Step 2: To store the local database connection info create a .env file inside the main app folder app/.env

DB_NAME= dbname
DB_USER= dbusername
DB_PASSWORD= dbpassword
DB_HOST= dbhost
DB_PORT= dbport

Step 3: To load the environment variables in file settings.py

Install package pip install python-dotenv

# settings.py
from dotenv import load_dotenv
load_dotenv()

Step 4: Update requirements.txt

pip freeze > requirements.txt

💡When hosting a project it's recommended to store the secret keys as environment variables. Since we are deploying the project on Vercel we will add the environment variables there. So now let's tell git to ignore the local env file which has the DB configurations.

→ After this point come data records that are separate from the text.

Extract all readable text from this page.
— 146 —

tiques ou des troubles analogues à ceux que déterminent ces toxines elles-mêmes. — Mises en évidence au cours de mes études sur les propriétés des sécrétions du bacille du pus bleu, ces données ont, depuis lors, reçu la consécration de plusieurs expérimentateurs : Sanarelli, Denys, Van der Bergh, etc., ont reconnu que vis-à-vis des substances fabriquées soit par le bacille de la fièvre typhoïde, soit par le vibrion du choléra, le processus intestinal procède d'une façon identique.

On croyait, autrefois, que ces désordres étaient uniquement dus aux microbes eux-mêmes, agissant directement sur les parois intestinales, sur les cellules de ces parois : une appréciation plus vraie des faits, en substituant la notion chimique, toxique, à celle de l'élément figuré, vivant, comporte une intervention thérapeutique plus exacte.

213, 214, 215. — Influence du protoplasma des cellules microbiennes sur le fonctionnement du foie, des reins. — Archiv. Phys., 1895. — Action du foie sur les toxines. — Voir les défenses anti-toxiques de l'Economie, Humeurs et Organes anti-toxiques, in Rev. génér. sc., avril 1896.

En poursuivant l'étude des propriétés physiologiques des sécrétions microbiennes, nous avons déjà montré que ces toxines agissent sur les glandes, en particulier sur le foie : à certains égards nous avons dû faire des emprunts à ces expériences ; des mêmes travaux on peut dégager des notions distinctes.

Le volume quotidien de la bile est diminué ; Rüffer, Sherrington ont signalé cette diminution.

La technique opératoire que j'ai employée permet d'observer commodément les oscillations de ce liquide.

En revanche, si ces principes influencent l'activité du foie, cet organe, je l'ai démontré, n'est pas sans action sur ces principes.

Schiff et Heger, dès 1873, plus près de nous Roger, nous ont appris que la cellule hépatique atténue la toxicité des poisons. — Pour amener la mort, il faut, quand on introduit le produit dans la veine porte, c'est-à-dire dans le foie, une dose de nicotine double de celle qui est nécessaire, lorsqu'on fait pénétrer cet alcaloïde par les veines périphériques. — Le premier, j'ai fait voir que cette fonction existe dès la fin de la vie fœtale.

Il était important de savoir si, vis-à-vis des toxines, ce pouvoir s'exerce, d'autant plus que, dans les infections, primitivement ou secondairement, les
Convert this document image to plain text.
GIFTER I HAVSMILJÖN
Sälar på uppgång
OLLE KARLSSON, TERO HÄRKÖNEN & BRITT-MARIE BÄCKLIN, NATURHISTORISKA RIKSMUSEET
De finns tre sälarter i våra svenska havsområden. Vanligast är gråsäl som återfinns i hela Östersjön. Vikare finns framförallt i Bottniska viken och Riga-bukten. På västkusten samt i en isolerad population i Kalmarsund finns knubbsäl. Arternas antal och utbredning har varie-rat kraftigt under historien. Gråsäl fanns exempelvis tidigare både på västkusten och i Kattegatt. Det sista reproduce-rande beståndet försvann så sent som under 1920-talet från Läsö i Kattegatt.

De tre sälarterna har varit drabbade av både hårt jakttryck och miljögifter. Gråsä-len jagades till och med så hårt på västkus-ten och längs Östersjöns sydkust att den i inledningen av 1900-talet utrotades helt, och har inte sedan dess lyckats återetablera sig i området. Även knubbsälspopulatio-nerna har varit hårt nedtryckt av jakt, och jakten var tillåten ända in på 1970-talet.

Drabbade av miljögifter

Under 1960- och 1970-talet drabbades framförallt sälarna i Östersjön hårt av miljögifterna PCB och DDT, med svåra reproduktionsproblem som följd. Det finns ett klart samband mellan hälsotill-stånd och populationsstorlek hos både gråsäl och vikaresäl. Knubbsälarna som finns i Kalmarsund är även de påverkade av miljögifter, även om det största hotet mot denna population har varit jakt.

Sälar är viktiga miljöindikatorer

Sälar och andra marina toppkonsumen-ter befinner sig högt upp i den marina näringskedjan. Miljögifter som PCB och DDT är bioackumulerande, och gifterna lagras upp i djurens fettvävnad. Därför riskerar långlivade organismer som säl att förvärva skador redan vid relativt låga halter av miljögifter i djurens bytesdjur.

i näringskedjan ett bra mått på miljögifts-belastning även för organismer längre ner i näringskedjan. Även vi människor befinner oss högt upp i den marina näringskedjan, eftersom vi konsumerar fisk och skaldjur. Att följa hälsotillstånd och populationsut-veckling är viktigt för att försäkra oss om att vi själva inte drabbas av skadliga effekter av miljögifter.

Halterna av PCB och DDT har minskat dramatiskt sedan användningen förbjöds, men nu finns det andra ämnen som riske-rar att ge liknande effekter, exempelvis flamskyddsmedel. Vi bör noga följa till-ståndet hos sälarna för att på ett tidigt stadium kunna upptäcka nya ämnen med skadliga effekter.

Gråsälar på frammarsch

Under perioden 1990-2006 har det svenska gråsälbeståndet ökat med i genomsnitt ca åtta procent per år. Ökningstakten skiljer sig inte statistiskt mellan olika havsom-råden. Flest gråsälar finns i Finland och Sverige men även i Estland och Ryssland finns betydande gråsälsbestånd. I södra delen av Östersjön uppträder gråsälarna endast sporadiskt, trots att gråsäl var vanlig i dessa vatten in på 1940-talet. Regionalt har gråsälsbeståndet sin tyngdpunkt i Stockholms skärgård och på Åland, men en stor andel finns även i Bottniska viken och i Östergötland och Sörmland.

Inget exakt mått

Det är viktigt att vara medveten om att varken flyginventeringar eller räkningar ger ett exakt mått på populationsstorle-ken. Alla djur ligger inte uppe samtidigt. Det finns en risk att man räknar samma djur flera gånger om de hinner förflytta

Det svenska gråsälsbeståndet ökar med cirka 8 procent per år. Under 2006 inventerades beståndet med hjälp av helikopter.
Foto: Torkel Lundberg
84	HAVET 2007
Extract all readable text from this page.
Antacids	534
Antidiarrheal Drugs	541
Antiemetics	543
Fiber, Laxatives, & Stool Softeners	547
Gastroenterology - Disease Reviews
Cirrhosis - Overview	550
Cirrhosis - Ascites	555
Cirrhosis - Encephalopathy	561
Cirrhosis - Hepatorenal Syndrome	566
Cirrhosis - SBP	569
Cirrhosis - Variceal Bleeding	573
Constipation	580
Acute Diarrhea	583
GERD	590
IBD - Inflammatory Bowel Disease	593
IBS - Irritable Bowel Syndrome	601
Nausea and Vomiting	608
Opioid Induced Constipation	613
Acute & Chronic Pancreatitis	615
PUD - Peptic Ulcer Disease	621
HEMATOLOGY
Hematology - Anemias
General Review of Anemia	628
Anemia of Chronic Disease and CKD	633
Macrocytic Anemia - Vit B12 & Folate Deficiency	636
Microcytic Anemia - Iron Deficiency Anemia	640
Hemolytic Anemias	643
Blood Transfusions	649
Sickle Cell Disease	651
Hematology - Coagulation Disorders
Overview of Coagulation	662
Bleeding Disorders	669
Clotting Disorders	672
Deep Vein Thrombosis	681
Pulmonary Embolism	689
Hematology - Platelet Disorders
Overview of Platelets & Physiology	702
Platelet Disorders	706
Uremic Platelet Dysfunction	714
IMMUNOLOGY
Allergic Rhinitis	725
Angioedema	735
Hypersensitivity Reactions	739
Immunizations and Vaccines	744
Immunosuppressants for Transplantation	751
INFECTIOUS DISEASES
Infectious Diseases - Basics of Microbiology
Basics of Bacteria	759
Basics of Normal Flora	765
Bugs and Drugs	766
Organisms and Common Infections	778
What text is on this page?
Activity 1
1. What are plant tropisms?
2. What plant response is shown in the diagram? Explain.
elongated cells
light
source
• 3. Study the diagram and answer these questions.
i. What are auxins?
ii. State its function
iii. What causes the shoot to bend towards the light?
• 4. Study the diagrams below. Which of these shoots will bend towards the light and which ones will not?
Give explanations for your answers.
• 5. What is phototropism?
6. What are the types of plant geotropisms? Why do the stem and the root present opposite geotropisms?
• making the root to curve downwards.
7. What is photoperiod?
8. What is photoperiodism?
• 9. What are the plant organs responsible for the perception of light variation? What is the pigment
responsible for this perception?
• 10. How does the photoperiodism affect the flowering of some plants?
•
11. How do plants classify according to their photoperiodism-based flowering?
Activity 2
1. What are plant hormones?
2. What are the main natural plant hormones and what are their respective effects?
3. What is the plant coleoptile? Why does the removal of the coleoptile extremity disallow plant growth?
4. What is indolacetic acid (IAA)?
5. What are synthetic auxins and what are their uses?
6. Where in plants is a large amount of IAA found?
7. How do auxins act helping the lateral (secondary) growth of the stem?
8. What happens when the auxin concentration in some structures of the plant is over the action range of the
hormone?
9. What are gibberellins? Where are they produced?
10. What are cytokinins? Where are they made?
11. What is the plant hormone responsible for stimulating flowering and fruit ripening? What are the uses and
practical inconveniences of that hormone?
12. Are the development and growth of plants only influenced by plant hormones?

Step 5: Add the .env file in gitignore.

.env

Push your code on GitHub 🚀.

We are all set for Deployment 🔥

Create an account on Vercel and connect to your GitHub account.

Step 1: Import the project from GitHub

Step 2: Get the database information from supabase and add the environment variables. Name them as you named them in the settings.py file.

Click on Deploy.

Congratulations 🎉

Your project is up and running 🔥

Finishing up 👋

You can choose a different database just add the database details in the environment variables and everything will work fine 😁.